Earlier this year, Champagne Charles Heidsieck announced that Elise Losfelt would be replacing Cyril Brun as Chef de Cave. We sat down with her to talk about her journey and why patience is most certainly a virtue when it comes to crafting fine Champagne
Making Champagne is different. More than any other wine, it’s a long-term game. The region’s cellar masters don’t see the fruits of their labour for years, even decades, depending on the wine; their work closer to that of a master distiller rather than most winemakers.
“It humbles you – you are not the superstar. The superstar is definitely the Champagne,” Elise Losfelt – who took over as Cellar Master at Champagne Charles Heidsieck earlier this year – tells me. She has just done her first blends for the prestigious House, with wines selected by her predecessor, Cyril Brun – and those blends won’t be tasted by the rest of the world for as long as eight years, when it comes to the vintage wine.
With three young children (ages three, four and six), Losfelt’s home life is very much about the here and now, but the world of Champagne gives her the chance to slow down; “Putting myself in a timeline – not just in today,” she explains.
Losfelt has big shoes to fill, following in the footsteps of Brun, who arrived at Charles Heidsieck in 2015 and helped steer the House into a new, more prosperous era, including the re-introduction of the property’s Champagne Charlie cuvée. He has since caused a stir in the world of sparkling wine by being the first Champenois ex-pat to move to Italy, taking on a new role at Ferrari (one of the top names in Trento DOC).
Similarly to Brun (who came from Veuve Clicquot), Losfelt arrives from one of the Moët Hennessy properties, Moët & Chandon. Also like Brun, wine runs in her blood – she’s the seventh generation to make wine, with her mother at the helm of the family estate, Château de l’Engarran in the Languedoc.

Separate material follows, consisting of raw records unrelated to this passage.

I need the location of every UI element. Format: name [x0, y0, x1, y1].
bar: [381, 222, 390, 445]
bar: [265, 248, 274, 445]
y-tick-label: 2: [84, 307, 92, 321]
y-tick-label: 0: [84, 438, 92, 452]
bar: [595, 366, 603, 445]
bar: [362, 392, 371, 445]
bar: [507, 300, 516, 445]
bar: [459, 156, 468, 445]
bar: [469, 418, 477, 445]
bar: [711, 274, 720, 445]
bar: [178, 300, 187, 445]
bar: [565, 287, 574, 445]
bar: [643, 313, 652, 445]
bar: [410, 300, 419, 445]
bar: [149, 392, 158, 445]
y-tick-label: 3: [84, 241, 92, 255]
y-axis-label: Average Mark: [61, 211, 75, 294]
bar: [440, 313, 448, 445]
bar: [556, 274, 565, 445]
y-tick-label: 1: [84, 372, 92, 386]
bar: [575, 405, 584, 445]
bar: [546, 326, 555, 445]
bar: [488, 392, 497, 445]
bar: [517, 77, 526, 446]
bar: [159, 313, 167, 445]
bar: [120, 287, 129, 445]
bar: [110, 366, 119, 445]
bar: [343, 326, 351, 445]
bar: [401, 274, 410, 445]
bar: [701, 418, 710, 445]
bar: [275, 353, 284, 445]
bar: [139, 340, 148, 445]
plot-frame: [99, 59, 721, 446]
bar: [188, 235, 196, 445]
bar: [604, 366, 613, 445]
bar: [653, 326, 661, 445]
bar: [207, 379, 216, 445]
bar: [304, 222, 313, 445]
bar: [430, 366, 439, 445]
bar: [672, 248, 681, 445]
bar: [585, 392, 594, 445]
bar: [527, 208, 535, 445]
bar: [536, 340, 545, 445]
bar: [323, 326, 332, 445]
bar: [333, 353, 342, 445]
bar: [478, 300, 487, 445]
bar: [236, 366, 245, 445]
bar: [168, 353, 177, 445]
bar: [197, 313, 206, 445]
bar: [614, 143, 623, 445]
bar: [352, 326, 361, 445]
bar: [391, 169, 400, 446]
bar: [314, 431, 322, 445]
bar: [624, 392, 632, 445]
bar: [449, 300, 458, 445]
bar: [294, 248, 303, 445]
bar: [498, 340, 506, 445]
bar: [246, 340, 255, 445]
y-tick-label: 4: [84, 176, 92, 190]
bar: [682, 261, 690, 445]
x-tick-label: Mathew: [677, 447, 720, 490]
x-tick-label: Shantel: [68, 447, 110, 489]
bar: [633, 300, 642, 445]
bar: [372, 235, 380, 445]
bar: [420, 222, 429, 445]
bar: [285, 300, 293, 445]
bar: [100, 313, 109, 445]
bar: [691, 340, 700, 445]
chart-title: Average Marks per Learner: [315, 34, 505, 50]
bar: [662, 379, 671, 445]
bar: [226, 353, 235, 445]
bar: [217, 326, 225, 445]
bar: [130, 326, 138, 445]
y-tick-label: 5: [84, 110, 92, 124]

Losfelt spent over a decade at Moët & Chandon, a business which became “a place that feels like family”; but when the phone rang and it was a job offer from Charles Heidsieck… “I had to grab it,” she tells me. Not only has she always loved the Charles Heidsieck Champagnes, but it was over a glass of 1995 Blanc des Millénaires that she and her husband first connected, back in 2014.
For the majority of her time at Moët & Chandon she was the Head of Vinfication, preparing the wines for the cellar master, responsible for much of the winemaking – almost everything but the final blend. It was the scientific side of winemaking that had attracted her originally, but the lure of this unexplored artistic side of the job, combined with her emotional tie to the wines, made the opportunity impossible to resist. It was, as she told me, time to leave her “first family” to take on a new challenge.
For her, Charles Heidsieck stands apart from others for its endless complexity. “It’s a Champagne that doesn’t offer you just one facet, doesn’t offer you just one aroma, or just one characteristic of aromas… it’s everything together,” she explains. While the brief for something like Moët Impérial is to craft a consistent and fresh, vibrant wine, her brief at Charles Heidsieck is for “profoundness”. Even at the non-vintage level, she is looking for wine that would meet many Houses’ vintage standards; the aim is to consistently exceed quality expectations.
Talking about trends in the region today, I inquired whether there were any plans for Charles Heidsieck to follow in the footsteps of Louis Roederer, Krug or Jacquesson – creating numbered non-vintage releases, highlighting the base vintage and variation between years, rather than the consistency historically seen as desirable. There are no plans for imminent changes, but the House has – since the 1990s, under Chef de Cave Daniel Thibaut – had the “mis en cave” date, the year in which the bottle was laid down in the cellar for secondary fermentation to get underway. As for adding tirage or disgorgement dates: “This is a question for me in five years,” Losfelt says, with an unrushed shrug.
For this new Chef de Cave, it is only the beginning – with much to learn, test and try before any changes are made. Losfelt’s job is a little like the now-famous Patek Philippe advert, she tells me; she’s just keeping the seat warm for the next generation, inheriting the work of her predecessors and creating the tools for those that will follow her. As she tells me, “Every step of the way, one choice makes a difference.”
As we await the first releases bearing her fingerprint, there’s no doubt she’ll be working tirelessly to preserve and further Charles Heidsieck’s legacy. “Until it’s tasted, and it’s good, I will not rest,” she says, a clear sense of responsibility for the weight on her shoulders. We, like Losfelt, will just have to wait and see.